Petite, bordering on sprite-like, she’d streaked her shoulder-length auburn hair with waves of deep purple. A diamond chip winked on the left side of her nose. She’d thrown on cowboy boots with her denim shorts and a Whip It Good T-shirt that from the looks of it she’d cropped and shredded herself. Possibly with a pair of gardening shears.
“The Whip’s something to do.” She finished wiping down the red leather booth by the door. “Somewhere to be, whenever Dru needs me. When I’m not doing my thing. And since Dru and Brad are giving me a place to stay at Old Lady Douglas’s house, it works. For now. You know about for now, right. The way you told Dru and me you’d be back that night Mom and Dad moved you out. You said leaving was just for now. No worries. You wouldn’t forget about us.”
He nodded, promising himself he’d make it up to her somehow. Then he noticed the stains under the nails of one of her hands, a smudge on the back of the other.
“You’re painting?” He smiled, surprised after the choice she’d made about her scholarship.
She shrugged. “When I’m not working or taking classes at the community college.”
She’d enrolled in general business courses mostly. It was nowhere near what she should be doing with her talents. But at least she’d stayed close to home while she tried to figure out what all foster kids had to at too young an age—what their life would become after the system said they were grown.
Last he’d heard, Bethany hadn’t painted in years. It looked like her passion to create had finally trumped her fear of never being good enough. She glanced to the framed painting on the wall beside them. He needed only a second to understand why.
“It’s beautiful,” he praised.
The landscape was of a field just outside of town. He remembered the place vividly. The scenery and the tree at the center of the painting—he was guessing it was a watercolor, but what did he know?—was an old oak with sprawling, ancient limbs that he and Selena used to sneak away to. Their senior year, they’d hung out under it for hours at a time after ditching Brad and Travis and Dru. Selena would bring an ancient quilt to lie on, and they’d stare up at puffy white clouds and bright sunlight, or at stars and a soft, winking moon. They’d talk and make love and drink . . . and then make love some more, keeping the rest of the world out for as long as they could.
He turned back to his sister. “You’ve gotten really good.”
She stared at the floor.
“Bethie?”
“Don’t call me that.” She slung the rag she’

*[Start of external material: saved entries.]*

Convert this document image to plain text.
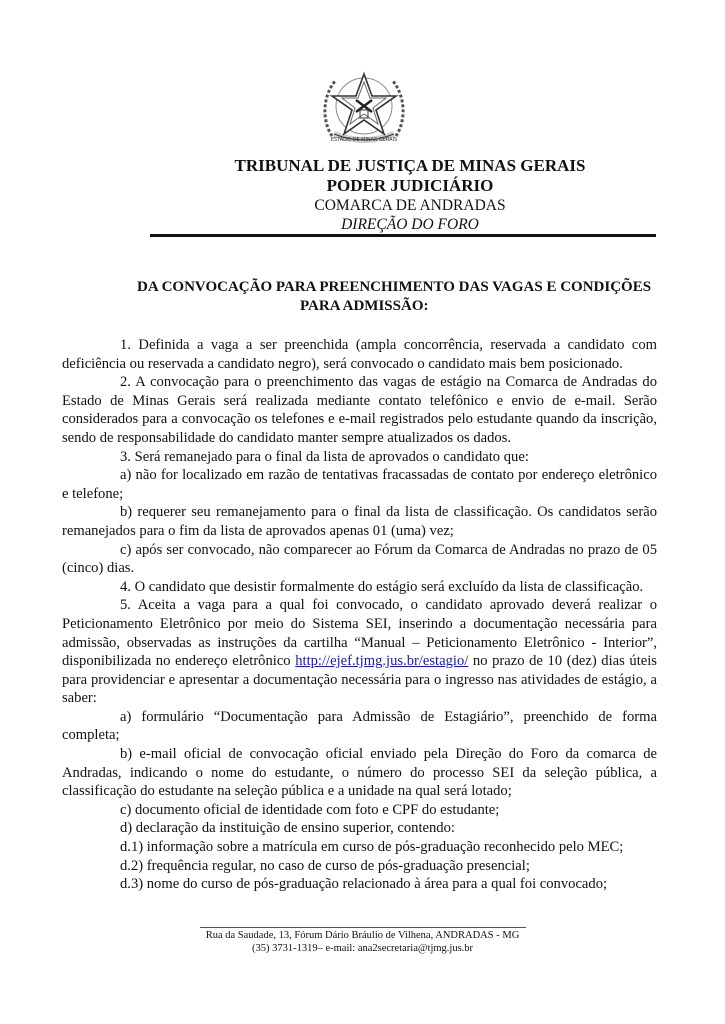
ESTADO DE MINAS GERAIS
TRIBUNAL DE JUSTIÇA DE MINAS GERAIS
PODER JUDICIÁRIO
COMARCA DE ANDRADAS
DIREÇÃO DO FORO
DA CONVOCAÇÃO PARA PREENCHIMENTO DAS VAGAS E CONDIÇÕES
PARA ADMISSÃO:

1. Definida a vaga a ser preenchida (ampla concorrência, reservada a candidato com deficiência ou reservada a candidato negro), será convocado o candidato mais bem posicionado.

2. A convocação para o preenchimento das vagas de estágio na Comarca de Andradas do Estado de Minas Gerais será realizada mediante contato telefônico e envio de e-mail. Serão considerados para a convocação os telefones e e-mail registrados pelo estudante quando da inscrição, sendo de responsabilidade do candidato manter sempre atualizados os dados.

3. Será remanejado para o final da lista de aprovados o candidato que:

a) não for localizado em razão de tentativas fracassadas de contato por endereço eletrônico e telefone;

b) requerer seu remanejamento para o final da lista de classificação. Os candidatos serão remanejados para o fim da lista de aprovados apenas 01 (uma) vez;

c) após ser convocado, não comparecer ao Fórum da Comarca de Andradas no prazo de 05 (cinco) dias.

4. O candidato que desistir formalmente do estágio será excluído da lista de classificação.

5. Aceita a vaga para a qual foi convocado, o candidato aprovado deverá realizar o Peticionamento Eletrônico por meio do Sistema SEI, inserindo a documentação necessária para admissão, observadas as instruções da cartilha “Manual – Peticionamento Eletrônico - Interior”, disponibilizada no endereço eletrônico http://ejef.tjmg.jus.br/estagio/ no prazo de 10 (dez) dias úteis para providenciar e apresentar a documentação necessária para o ingresso nas atividades de estágio, a saber:

a) formulário “Documentação para Admissão de Estagiário”, preenchido de forma completa;

b) e-mail oficial de convocação oficial enviado pela Direção do Foro da comarca de Andradas, indicando o nome do estudante, o número do processo SEI da seleção pública, a classificação do estudante na seleção pública e a unidade na qual será lotado;

c) documento oficial de identidade com foto e CPF do estudante;

d) declaração da instituição de ensino superior, contendo:

d.1) informação sobre a matrícula em curso de pós-graduação reconhecido pelo MEC;

d.2) frequência regular, no caso de curso de pós-graduação presencial;

d.3) nome do curso de pós-graduação relacionado à área para a qual foi convocado;

Rua da Saudade, 13, Fórum Dário Bráulio de Vilhena, ANDRADAS - MG
(35) 3731-1319– e-mail: ana2secretaria@tjmg.jus.br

d been using over her shoulder. “My big brother called me that. The guy who would have e-mailed or written or sent up smoke signals, so we’d know he was still alive.
“I’m sorry.”
He’d let his work keep him from his family. He’d told himself that was okay. Like he’d believed letting Selena go free and clear was the right thing to do. He hadn’t needed Travis to tell him he’d blown it on both accounts. But talking it through with his brother last night had solidified a few things in Oliver’s mind.
“I really am sorry for how long it’s been,” he said. “I wish I’d gotten to see you finish growing up. You’re even more beautiful than before.”
Bethany wrinkled her nose, doubting him and herself.
“I wish . . .” She studied him through choppy bangs the color of grape soda, as if he were a detail for one of her paintings. “I wish it hadn’t been so long, too.”
“Yeah . . .” And he had no idea how long he could stay this time. Or how many more chances he’d have to make things right. “I’ve screwed up a lot, Bethie. But I wanted to become something more than another statistic—another kid who washed out of foster care and then trashed his life. I owed Marsha and Joe better than that.”
“You were never trouble to me, even after you stayed gone for so long. I . . . I always hoped you’d come back.”
“I never forgot you. Any of the family. I was just . . .” How did Oliver say it without saying too much? His beautiful, talented sister deserved her own second chance, as many chances as he could give her, without thinking she owed him anything because of whatever part of it he’d bankrolled. “I was needed . . . elsewhere.”
He stalled out at the sadness on her face.
Bethany glanced down at her paint-splattered boots. “Dru seemed a little freaked this morning. It isn’t just about Dad, is it?”
“No.”
“She won’t tell me what’s was going on.”
“I can’t either yet.” He’d give anything to not be keeping even more secrets from her.